Date of Award

Spring 1-1-2011

Document Type

Dissertation

Degree Name

Doctor of Philosophy (PhD)

Department

English

First Advisor

Jeremy Green

Second Advisor

Karen Jacobs

Third Advisor

Julie Carr

Abstract

Writing the Disasters: The Messianic Turn in Postwar American Poetry looks at how postwar avant-garde poets adopt Jewish textual tropes in their search for forms capable of regenerating the ruins of language after the catastrophe of Auschwitz. This study will show how three major postwar poets, George Oppen, Michael Palmer, and Rachel Blau DuPlessis, employ these tropes to critique the culture of disaster, from the Holocaust to the Cold War's perpetual state of emergency. Working within the Objectivist tradition of adherence to things through rigorous perception, each poet stakes his or her claim for radical form's ethical engagement with history as outlined by Theodor Adorno's call for a new categorical imperative after Auschwitz: nothing less than the interruption of the hypnotic spell wrought by the homogeneity of everyday speech and kept intact by the logic of the disaster.

Though it encompasses many varieties of Jewish textuality, I name this moment the messianic turn in order to emphasize its interventional character. By interrupting the regulatory surface of poetry's reifying subjectivist modes, these poets attack cultural amnesia at the level of language. Walter Benjamin's advocacy of a messianic cessation of happening that can awaken awareness from the dream world of commodity culture is mapped onto the Objectivist principle of sincerity: the poem as a process for thinking within the act of perception, resulting in the liberation of repressed potential and the affirmation of difference. What Jewish textuality provides are models of interruption drawn from Talmudic practice: disruption, deferral, negation, and re-interrogation. These strategies are joined to Objectivist procedures of seriality, parataxis, and caesura to unsettle language's customary drive to closure.

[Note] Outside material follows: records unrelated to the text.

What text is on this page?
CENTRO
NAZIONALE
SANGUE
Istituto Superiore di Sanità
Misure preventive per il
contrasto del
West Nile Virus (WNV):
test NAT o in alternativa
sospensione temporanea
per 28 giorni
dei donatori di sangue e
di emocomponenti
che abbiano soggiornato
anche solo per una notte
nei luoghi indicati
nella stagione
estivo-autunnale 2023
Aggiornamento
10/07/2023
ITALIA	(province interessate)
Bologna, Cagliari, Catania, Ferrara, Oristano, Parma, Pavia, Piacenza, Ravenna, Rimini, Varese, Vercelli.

My reading of Oppen's late work, such as Myth of the Blaze, demonstrates how he writes historical disaster through a constellated serial structure that prioritizes the provisional aspects of meaning, guarding its fragile and contingent status as a site for alterity. Likewise, Palmer's poetry in Sun and At Passages places a dissipating pressure on language in order to let the historical trauma of the Cold War speak through the Talmudic figure of the burnt book. And in Drafts, DuPlessis probes the complicated legacy of Poundian modernism through a midrashic poetics that dynamically subverts postwar culture's masculine discourse of power. By fashioning such self-interrupting texts, all three poets recover language by pushing it into deeper estrangement.